Medicaid spending in the highest-spending states is more than three times Medicaid spending in the lowest spending states for all four defined categories of Medicaid enrollees (children, adults, individuals with disabilities, the elderly). Despite this wide variation in spending, we know very little about the extent to which it is driven by differences in the pools of Medicaid enrollees across states (selection) vs. differences in state Medicaid programs or local market factors (treatment effects). To the extent that some portion of the variation comes from differences in state programs (treatment effects), we also know little about what program characteristics drive spending differences and whether the marginal Medicaid dollars improve the health of Medicaid enrollees.

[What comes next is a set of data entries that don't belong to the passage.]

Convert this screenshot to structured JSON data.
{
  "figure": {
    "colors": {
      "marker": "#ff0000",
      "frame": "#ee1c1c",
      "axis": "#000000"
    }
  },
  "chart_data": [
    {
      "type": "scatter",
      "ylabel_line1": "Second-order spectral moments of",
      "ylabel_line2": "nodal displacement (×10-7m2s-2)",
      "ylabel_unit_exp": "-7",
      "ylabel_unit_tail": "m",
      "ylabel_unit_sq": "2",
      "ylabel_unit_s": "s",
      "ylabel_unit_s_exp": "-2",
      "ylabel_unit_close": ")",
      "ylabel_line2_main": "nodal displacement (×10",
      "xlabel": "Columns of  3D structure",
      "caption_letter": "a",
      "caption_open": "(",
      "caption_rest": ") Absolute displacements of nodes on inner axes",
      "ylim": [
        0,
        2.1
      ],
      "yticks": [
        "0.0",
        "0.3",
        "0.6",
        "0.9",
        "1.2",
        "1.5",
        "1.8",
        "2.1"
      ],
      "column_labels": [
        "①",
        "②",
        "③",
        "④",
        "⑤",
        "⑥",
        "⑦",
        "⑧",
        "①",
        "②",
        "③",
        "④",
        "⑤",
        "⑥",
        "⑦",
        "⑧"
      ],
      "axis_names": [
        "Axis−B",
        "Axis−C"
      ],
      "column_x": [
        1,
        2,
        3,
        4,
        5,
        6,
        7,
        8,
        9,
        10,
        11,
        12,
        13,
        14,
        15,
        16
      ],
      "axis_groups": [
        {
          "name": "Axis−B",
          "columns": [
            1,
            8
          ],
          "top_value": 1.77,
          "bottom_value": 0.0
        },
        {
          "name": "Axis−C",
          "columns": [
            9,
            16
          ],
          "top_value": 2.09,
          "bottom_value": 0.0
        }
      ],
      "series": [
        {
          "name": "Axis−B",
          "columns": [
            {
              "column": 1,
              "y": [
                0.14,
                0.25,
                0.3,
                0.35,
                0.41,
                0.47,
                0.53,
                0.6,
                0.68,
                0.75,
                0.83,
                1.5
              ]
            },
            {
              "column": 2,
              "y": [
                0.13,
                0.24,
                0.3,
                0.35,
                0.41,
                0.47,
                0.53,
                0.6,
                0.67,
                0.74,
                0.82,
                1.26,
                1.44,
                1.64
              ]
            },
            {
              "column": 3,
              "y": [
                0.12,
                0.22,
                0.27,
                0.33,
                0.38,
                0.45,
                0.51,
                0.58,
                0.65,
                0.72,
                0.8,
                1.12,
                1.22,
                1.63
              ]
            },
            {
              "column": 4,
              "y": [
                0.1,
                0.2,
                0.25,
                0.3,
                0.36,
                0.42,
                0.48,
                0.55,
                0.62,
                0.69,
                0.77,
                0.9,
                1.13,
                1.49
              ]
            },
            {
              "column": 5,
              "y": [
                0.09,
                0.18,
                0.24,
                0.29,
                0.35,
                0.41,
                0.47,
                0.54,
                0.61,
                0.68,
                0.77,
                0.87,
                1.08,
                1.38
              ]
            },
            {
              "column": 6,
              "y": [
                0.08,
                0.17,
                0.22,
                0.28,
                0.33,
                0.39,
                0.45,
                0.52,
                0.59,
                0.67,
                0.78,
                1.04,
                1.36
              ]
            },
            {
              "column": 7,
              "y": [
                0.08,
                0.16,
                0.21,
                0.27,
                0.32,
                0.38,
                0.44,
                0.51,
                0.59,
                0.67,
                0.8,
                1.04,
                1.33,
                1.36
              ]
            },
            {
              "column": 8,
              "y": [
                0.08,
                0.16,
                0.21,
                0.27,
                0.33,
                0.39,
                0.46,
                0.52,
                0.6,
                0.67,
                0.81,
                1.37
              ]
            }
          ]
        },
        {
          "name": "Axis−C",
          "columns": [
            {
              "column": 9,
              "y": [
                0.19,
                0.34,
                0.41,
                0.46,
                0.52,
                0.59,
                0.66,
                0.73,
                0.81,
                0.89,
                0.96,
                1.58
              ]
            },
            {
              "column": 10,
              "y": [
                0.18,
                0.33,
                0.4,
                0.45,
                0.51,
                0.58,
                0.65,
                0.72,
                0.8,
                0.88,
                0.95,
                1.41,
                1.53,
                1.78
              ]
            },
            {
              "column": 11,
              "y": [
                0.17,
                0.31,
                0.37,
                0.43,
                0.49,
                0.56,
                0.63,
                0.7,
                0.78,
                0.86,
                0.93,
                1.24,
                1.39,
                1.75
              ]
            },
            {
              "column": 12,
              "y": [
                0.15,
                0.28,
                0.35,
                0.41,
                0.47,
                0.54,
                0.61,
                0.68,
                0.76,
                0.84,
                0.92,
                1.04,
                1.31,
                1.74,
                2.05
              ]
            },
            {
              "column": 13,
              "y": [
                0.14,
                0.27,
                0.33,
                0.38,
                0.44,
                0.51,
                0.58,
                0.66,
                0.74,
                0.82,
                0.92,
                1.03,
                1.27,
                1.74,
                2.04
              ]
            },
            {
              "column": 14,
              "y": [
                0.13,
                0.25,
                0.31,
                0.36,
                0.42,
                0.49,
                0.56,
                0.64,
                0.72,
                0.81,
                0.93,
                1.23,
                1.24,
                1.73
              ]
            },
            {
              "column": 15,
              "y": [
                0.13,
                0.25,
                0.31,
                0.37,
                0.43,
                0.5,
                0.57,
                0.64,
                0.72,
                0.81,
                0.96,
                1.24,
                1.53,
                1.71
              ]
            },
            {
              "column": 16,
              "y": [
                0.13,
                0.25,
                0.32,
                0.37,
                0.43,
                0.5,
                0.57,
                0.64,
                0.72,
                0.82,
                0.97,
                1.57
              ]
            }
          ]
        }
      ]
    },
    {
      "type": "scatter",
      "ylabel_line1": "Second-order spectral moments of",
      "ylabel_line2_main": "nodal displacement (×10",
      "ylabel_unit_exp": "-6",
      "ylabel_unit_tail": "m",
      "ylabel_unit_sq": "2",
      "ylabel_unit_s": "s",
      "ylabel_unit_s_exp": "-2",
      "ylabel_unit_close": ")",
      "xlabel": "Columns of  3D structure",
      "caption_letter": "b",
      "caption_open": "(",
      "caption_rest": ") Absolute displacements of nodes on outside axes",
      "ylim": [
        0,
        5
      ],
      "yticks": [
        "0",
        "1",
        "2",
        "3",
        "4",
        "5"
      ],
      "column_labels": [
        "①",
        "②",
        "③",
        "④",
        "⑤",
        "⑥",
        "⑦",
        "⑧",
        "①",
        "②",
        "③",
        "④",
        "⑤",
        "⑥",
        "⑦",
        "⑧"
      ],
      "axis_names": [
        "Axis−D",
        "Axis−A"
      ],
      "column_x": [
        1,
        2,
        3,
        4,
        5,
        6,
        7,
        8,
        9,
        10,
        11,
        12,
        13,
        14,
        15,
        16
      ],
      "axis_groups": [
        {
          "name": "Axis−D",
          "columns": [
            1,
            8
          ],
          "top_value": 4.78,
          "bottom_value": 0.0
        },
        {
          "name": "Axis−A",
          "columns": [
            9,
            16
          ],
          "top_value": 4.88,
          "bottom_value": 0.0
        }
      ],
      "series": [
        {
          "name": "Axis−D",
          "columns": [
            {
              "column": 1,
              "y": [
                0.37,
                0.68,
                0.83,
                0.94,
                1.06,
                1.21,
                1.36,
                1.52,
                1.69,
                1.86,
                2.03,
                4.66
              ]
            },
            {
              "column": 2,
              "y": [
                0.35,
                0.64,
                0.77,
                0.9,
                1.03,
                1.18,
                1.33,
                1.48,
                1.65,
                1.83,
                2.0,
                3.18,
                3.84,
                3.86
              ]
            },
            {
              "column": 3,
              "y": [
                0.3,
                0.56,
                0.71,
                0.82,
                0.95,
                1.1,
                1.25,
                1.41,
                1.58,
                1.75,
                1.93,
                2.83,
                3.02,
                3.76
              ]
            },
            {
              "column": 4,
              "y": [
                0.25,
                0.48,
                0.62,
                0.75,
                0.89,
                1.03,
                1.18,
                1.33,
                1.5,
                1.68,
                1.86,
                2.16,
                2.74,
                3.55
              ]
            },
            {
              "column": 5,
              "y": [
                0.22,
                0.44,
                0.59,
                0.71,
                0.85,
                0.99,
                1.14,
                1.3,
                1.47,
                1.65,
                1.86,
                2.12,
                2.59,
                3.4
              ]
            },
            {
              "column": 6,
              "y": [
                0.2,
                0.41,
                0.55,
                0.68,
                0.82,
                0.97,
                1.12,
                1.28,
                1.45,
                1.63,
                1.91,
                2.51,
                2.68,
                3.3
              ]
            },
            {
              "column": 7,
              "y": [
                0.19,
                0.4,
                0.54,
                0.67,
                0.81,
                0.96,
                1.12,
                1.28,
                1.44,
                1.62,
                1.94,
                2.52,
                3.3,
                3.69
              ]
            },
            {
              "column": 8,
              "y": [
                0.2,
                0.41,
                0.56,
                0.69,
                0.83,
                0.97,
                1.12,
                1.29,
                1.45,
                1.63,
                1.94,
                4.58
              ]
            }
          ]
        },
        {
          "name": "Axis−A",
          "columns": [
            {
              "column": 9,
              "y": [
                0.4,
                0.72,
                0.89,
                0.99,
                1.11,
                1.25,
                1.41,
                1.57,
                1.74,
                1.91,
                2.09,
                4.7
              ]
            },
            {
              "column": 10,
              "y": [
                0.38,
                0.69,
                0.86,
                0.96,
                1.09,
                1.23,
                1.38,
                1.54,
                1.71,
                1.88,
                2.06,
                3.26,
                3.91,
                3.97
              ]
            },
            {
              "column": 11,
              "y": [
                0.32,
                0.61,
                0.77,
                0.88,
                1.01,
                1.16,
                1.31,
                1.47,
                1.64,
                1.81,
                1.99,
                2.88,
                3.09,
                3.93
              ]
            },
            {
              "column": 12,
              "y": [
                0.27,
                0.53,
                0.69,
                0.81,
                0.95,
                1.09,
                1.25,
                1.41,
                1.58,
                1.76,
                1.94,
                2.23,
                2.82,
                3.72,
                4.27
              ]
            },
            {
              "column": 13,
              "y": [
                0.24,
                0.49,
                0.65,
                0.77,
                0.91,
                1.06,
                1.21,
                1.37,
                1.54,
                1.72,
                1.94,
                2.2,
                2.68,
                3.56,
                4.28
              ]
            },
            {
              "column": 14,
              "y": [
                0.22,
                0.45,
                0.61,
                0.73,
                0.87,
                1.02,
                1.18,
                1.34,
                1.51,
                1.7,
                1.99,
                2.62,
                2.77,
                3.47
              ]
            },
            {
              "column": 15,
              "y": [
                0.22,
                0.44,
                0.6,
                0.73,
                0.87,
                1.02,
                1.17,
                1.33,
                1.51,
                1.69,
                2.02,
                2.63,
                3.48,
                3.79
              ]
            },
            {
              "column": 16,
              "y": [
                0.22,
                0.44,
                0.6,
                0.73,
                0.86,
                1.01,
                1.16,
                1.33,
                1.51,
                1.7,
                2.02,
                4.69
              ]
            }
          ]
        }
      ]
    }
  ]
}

In this paper, we seek to unpack the variation in Medicaid spending across states using a novel empirical strategy. We leverage data describing demographics, fiscal spending, and mortality for the universe of Medicaid enrollees linked to similar data for the universe of Medicare enrollees. We use this data to allow us to compare fiscal spending and health effects of each state’s Medicaid program relative to a single, homogeneous alternative program: Medicare. By comparing each state’s Medicaid program to Medicare, we can effectively compare each state’s Medicaid program to each other state’s Medicaid program, allowing us to assess the extent to which program factors influence the variation in observed Medicaid spending across states.

Specifically, our empirical strategy consists of first identifying individuals enrolled in the Supplemental Security Income (SSI) program but not enrolled in the Social Security Disability Insurance (SSDI) program at age 63. These individuals are enrolled in Medicaid at age 63 but not in Medicare. We follow these individuals into Medicare at age 65, at which time they become dually enrolled in Medicaid and Medicare. We observe how the fiscal spending and health of these individuals change discontinuously at age 65 in a difference-in-differences design where individuals who are enrolled in both the SSI and SSDI programs (who are also enrolled in both Medicaid and Medicare) at age 63 act as a control group (for them there is no change in program enrollment at age 65).

We use this design to first compare Medicaid and Medicare coverage overall in terms of fiscal cost and health impact. We then divide the population according to their state of residence and estimate separate Medicaid vs. Medicare effects for each state. We then rank state Medicaid programs according to their Medicaid vs. Medicare spending effects and according to their Medicaid vs. Medicare mortality effects. From these rankings, we make conclusions about whether states with low spending effects relative to Medicare achieve lower levels of spending without hurting health or instead whether there appears to be a clear trade-off between spending and health.